The great apostle of liberty did not fail to excite
at his University a strong attachment to human
rights. His professors believed in them, the students
were jealous of them, and a result is that in
this respect there is no difference between first year
and last year as far as the student's consequence is
concerned. The rights of the raw matriculate are
as sacred as those of the old student who is doing
graduate work and will be defended as promptly.
In such an atmosphere hazing has never occurred,
could not survive. The infliction of indignity and
injury on a "new man" by a gang of associated
bullies would be impossible. Such an association
could not be consciously formed in defiance of the
manly public sentiment which exists here, and if
fatuously attempted in ignorance would be resisted
by voluntary defenders of the assaulted student.

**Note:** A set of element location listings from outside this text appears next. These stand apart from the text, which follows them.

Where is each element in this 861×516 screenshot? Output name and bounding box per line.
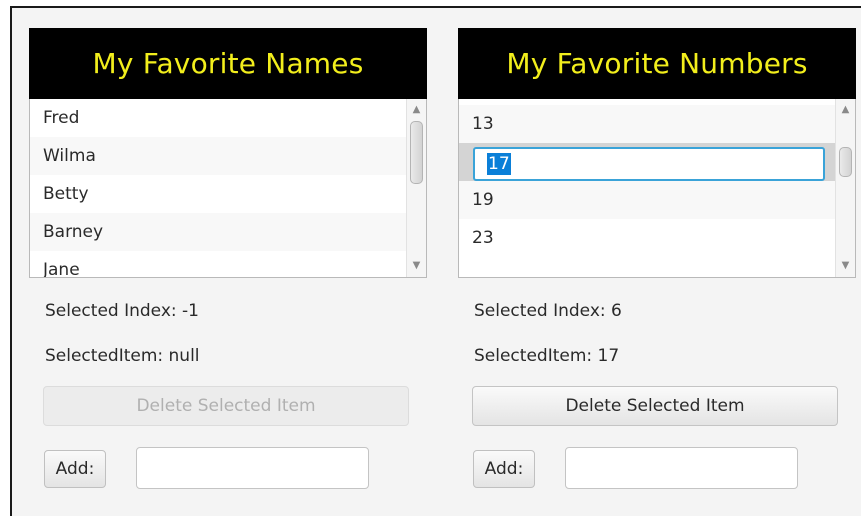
list-item[interactable]: 19: [459, 181, 835, 219]
numbers-scrollbar[interactable]: ▲ ▼: [835, 99, 855, 277]
numbers-panel: My Favorite Numbers 13 17 19 23 ▲ ▼ Sele…: [458, 28, 856, 489]
list-item-editing[interactable]: 17: [459, 143, 835, 181]
list-item[interactable]: Wilma: [30, 137, 406, 175]
delete-selected-button[interactable]: Delete Selected Item: [472, 386, 838, 426]
selected-item-label: SelectedItem: 17: [474, 346, 620, 366]
add-input[interactable]: [565, 447, 798, 489]
add-button[interactable]: Add:: [44, 450, 106, 488]
names-scrollbar[interactable]: ▲ ▼: [406, 99, 426, 277]
list-item[interactable]: Fred: [30, 99, 406, 137]
list-item[interactable]: 23: [459, 219, 835, 257]
list-item[interactable]: Betty: [30, 175, 406, 213]
app-window: My Favorite Names Fred Wilma Betty Barne…: [10, 6, 861, 516]
names-panel: My Favorite Names Fred Wilma Betty Barne…: [29, 28, 427, 489]
selected-item-label: SelectedItem: null: [45, 346, 200, 366]
list-item[interactable]: Jane: [30, 251, 406, 277]
chevron-up-icon[interactable]: ▲: [407, 101, 426, 119]
numbers-list[interactable]: 13 17 19 23 ▲ ▼: [458, 99, 856, 278]
chevron-down-icon[interactable]: ▼: [836, 257, 855, 275]
scroll-thumb[interactable]: [839, 147, 852, 177]
add-button[interactable]: Add:: [473, 450, 535, 488]
edit-selected-text: 17: [487, 153, 511, 175]
selected-index-label: Selected Index: 6: [474, 301, 622, 321]
chevron-up-icon[interactable]: ▲: [836, 101, 855, 119]
names-list[interactable]: Fred Wilma Betty Barney Jane ▲ ▼: [29, 99, 427, 278]
add-input[interactable]: [136, 447, 369, 489]
selected-index-label: Selected Index: -1: [45, 301, 199, 321]
cell-edit-field[interactable]: 17: [473, 147, 825, 181]
numbers-title: My Favorite Numbers: [458, 28, 856, 99]
scroll-thumb[interactable]: [410, 121, 423, 184]
chevron-down-icon[interactable]: ▼: [407, 257, 426, 275]
delete-selected-button: Delete Selected Item: [43, 386, 409, 426]
list-item[interactable]: Barney: [30, 213, 406, 251]
list-item[interactable]: 13: [459, 105, 835, 143]
names-title: My Favorite Names: [29, 28, 427, 99]
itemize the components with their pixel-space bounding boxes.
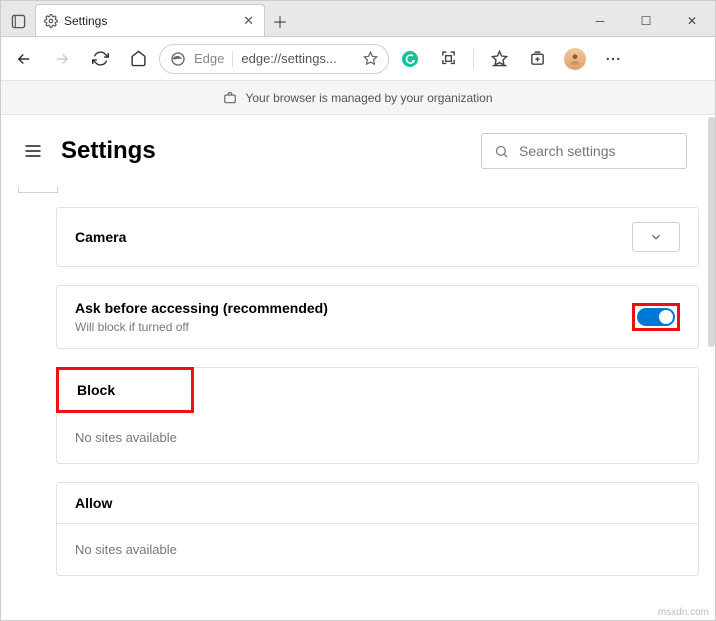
managed-notice-text: Your browser is managed by your organiza… xyxy=(245,91,492,105)
extension-grammarly-icon[interactable] xyxy=(393,42,427,76)
camera-card: Camera xyxy=(56,207,699,267)
settings-page: Settings Camera Ask before accessing (re… xyxy=(1,115,715,620)
favorites-icon[interactable] xyxy=(482,42,516,76)
allow-section: Allow No sites available xyxy=(56,482,699,576)
ask-subtitle: Will block if turned off xyxy=(75,320,328,334)
refresh-button[interactable] xyxy=(83,42,117,76)
block-section: Block No sites available xyxy=(56,367,699,464)
profile-avatar[interactable] xyxy=(558,42,592,76)
browser-tab[interactable]: Settings ✕ xyxy=(35,4,265,36)
watermark: msxdn.com xyxy=(658,607,709,618)
address-engine-label: Edge xyxy=(194,51,224,66)
ask-before-accessing-card: Ask before accessing (recommended) Will … xyxy=(56,285,699,349)
ask-before-accessing-toggle[interactable] xyxy=(637,308,675,326)
block-empty-text: No sites available xyxy=(57,412,698,463)
minimize-button[interactable]: ─ xyxy=(577,6,623,36)
tab-close-button[interactable]: ✕ xyxy=(241,11,256,31)
favorite-star-icon[interactable] xyxy=(363,51,378,66)
browser-toolbar: Edge edge://settings... xyxy=(1,37,715,81)
allow-heading: Allow xyxy=(57,483,698,524)
forward-button[interactable] xyxy=(45,42,79,76)
more-menu-button[interactable] xyxy=(596,42,630,76)
window-controls: ─ ☐ ✕ xyxy=(577,6,715,36)
address-url: edge://settings... xyxy=(241,51,355,66)
block-heading: Block xyxy=(56,367,194,413)
back-button[interactable] xyxy=(7,42,41,76)
settings-header: Settings xyxy=(1,115,715,187)
maximize-button[interactable]: ☐ xyxy=(623,6,669,36)
close-window-button[interactable]: ✕ xyxy=(669,6,715,36)
edge-logo-icon xyxy=(170,51,186,67)
gear-icon xyxy=(44,14,58,28)
ask-toggle-highlight xyxy=(632,303,680,331)
settings-content: Camera Ask before accessing (recommended… xyxy=(1,187,715,620)
page-title: Settings xyxy=(61,137,156,165)
partial-card-remnant xyxy=(18,187,58,193)
scrollbar-thumb[interactable] xyxy=(708,117,715,347)
home-button[interactable] xyxy=(121,42,155,76)
tab-title: Settings xyxy=(64,14,107,28)
ask-title: Ask before accessing (recommended) xyxy=(75,300,328,316)
window-title-bar: Settings ✕ ＋ ─ ☐ ✕ xyxy=(1,1,715,37)
extensions-icon[interactable] xyxy=(431,42,465,76)
allow-empty-text: No sites available xyxy=(57,524,698,575)
settings-search[interactable] xyxy=(481,133,687,169)
briefcase-icon xyxy=(223,91,237,105)
tab-actions-icon[interactable] xyxy=(1,6,35,36)
search-icon xyxy=(494,144,509,159)
managed-notice-bar: Your browser is managed by your organiza… xyxy=(1,81,715,115)
collections-icon[interactable] xyxy=(520,42,554,76)
settings-search-input[interactable] xyxy=(519,143,700,159)
new-tab-button[interactable]: ＋ xyxy=(265,6,295,36)
camera-expand-button[interactable] xyxy=(632,222,680,252)
menu-button[interactable] xyxy=(23,141,43,161)
camera-label: Camera xyxy=(75,229,126,245)
address-bar[interactable]: Edge edge://settings... xyxy=(159,44,389,74)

While a student's consequence in the University
of Virginia is not determined by any formal reference
to his antecedents, of course his antecedents
may have the determining effect heredity exercises.
No psychological court sits in judgment to destroy
the force of any law of human nature, but the courts
of public opinion are always open to pass upon the
conduct of men and award the station they earn by
talent, industry, or good or evil conduct. The
judgment of the campus is unerring. Naturally the
student's consequence in this arena is at its lowest
state in his first year. He has no brief in the hands
of his judges. But as time passes evidence increases
and the student grows in regard or disfavor
according to his deserving. In the end every man
goes to his place; accident of birth or wealth cannot
put him in any other.

 
[1]

The verb to crib is not in use here. To cheat is not a polite
one, but it has the desired meaning.